Recently, Alexis’ Law was changed to include a clause permitting documentation of medical need if caught in possession of CBD oil. All forms of cannabis are currently illegal in Idaho, including medicinal CBD oil.
Senator Curt McKenzie, one of the law’s sponsors, reassures Idahoans who are strongly set against the legalization of cannabis that providing this defense to parents does not make cannabis oil (or any other cannabis derivative) legal—it simply provides that defense in court to help keep parent(s) out of jail.
Even with this change to Alexis’ Law, Idaho remains one of the most restrictive states.
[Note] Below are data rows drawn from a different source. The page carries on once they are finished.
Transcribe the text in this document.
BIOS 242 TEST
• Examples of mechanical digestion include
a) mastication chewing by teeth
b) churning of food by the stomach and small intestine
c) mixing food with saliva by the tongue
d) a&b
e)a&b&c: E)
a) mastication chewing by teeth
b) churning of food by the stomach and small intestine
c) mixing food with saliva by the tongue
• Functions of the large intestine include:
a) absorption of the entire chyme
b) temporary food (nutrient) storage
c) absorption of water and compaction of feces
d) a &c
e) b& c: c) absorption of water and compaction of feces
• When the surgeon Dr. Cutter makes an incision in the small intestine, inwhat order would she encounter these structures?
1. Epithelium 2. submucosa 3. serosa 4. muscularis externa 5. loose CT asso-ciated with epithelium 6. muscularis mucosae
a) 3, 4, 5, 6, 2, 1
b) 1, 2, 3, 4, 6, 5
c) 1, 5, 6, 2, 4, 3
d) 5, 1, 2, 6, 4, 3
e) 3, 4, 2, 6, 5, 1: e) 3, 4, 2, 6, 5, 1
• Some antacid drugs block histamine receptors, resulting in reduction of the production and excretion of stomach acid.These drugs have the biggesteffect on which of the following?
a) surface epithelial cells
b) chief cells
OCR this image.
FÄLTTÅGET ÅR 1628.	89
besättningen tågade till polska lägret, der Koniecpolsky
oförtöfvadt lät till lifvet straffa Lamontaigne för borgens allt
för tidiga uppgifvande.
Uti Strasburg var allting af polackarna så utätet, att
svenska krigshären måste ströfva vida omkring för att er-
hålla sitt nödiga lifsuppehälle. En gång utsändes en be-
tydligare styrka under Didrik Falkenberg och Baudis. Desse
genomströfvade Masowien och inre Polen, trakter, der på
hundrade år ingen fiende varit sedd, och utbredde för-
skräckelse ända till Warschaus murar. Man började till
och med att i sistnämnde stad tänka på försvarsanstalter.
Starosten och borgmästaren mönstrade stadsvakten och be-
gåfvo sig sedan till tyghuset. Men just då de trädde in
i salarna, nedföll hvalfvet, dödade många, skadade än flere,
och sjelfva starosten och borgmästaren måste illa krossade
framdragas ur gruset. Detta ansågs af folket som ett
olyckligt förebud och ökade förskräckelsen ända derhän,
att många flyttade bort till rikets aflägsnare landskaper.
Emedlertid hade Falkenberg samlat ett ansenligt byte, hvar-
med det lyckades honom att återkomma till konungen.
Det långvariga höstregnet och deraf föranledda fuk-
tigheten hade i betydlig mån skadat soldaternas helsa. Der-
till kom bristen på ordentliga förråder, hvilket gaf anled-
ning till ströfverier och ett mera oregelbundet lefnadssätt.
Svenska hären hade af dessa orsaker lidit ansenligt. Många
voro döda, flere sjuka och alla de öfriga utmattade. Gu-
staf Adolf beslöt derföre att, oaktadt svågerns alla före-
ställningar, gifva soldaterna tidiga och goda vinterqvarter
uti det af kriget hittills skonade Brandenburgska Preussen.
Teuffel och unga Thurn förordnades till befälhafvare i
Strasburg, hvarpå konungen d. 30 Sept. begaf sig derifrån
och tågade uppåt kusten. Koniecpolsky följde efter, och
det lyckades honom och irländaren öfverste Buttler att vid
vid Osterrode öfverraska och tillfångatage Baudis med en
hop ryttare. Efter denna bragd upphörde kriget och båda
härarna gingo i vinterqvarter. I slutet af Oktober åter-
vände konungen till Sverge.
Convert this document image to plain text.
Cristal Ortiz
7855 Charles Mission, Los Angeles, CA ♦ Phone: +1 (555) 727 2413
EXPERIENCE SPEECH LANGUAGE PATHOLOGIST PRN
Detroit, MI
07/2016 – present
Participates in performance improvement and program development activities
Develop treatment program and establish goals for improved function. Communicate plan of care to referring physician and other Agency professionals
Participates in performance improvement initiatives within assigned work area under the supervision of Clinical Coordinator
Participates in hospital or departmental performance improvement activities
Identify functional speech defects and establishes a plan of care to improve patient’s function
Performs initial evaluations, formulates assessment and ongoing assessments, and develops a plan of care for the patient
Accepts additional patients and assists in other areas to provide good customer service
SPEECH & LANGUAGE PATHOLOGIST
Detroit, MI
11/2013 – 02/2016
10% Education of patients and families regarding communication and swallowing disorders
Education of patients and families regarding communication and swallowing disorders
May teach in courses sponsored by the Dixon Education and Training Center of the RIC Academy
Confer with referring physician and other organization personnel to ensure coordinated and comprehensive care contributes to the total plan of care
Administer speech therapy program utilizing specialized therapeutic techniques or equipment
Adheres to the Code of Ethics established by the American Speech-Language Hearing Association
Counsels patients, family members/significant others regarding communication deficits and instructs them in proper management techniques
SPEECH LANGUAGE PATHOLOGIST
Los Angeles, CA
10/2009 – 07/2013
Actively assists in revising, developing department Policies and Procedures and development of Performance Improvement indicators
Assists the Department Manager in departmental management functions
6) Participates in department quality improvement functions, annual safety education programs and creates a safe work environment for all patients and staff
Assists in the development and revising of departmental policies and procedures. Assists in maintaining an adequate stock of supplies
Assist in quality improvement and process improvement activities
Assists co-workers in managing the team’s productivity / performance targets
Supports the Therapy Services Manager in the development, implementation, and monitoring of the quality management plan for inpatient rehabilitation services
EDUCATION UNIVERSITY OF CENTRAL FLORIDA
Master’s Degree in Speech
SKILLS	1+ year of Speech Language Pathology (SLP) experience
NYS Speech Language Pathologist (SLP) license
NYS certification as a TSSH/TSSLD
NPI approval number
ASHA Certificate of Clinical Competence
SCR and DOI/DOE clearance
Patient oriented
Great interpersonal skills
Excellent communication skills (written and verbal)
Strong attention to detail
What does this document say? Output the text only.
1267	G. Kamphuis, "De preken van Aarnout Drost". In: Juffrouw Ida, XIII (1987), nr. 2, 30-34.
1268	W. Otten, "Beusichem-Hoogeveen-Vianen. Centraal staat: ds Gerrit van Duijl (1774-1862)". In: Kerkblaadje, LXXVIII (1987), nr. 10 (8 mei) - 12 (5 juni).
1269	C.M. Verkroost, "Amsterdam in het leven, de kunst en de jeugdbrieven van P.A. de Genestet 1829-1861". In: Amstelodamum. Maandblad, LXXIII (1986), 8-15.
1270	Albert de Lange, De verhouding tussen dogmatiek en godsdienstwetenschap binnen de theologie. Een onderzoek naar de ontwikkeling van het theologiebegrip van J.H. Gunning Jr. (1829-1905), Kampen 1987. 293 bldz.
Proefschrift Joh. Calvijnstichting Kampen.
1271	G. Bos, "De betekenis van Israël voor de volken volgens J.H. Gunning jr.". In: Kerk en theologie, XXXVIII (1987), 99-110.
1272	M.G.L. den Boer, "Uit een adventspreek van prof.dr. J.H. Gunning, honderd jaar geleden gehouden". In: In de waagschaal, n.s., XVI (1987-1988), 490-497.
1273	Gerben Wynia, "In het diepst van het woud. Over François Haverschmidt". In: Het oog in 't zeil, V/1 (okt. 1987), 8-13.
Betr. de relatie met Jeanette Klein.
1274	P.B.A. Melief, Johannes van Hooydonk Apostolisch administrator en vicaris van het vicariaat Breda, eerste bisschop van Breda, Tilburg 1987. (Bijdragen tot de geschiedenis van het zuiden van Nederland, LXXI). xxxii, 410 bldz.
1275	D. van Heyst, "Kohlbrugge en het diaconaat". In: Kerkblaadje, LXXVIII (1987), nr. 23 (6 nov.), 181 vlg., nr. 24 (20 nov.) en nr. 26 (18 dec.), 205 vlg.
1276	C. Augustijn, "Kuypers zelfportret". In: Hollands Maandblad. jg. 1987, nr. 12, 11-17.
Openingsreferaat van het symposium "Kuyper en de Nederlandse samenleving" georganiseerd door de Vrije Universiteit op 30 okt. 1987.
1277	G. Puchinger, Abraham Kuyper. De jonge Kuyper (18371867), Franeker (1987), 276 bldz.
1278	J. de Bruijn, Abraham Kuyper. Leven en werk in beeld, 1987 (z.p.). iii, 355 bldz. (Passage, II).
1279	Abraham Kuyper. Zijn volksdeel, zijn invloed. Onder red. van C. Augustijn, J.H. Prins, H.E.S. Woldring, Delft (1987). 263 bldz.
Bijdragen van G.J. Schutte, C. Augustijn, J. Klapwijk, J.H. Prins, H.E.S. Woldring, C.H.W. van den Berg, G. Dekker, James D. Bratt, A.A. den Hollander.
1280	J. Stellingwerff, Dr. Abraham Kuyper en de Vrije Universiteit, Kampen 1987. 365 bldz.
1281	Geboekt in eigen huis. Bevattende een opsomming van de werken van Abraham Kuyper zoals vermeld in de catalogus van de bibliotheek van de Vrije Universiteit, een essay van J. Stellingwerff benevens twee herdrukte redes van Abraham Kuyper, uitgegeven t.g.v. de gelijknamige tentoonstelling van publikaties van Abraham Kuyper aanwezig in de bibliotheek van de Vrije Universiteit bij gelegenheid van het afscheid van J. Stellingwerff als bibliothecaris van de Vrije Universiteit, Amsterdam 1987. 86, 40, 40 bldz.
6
Alexis’ Law is named after a 10-year-old from Boise, Alexis Carey, who suffers from Dravet Syndrome, a rare and severe form of childhood epilepsy.
“It’s so hard to helplessly watch your kid seizing for an hour,” Alexis’ dad Michael Carey told Boise State Public Radio. “You can’t describe how painful it is.”
Prior to the additional clause in the law, it would have simply made CBD oil exempt from the state’s law – regardless of the fact that this particular CBD oil contains low levels of TCH (levels far too low to give the patient a “high”).
To simplify the law’s clause further, McKenzie elaborates that, in a legal sense, using this defense is the same as pleading “self-defense in an assault case.”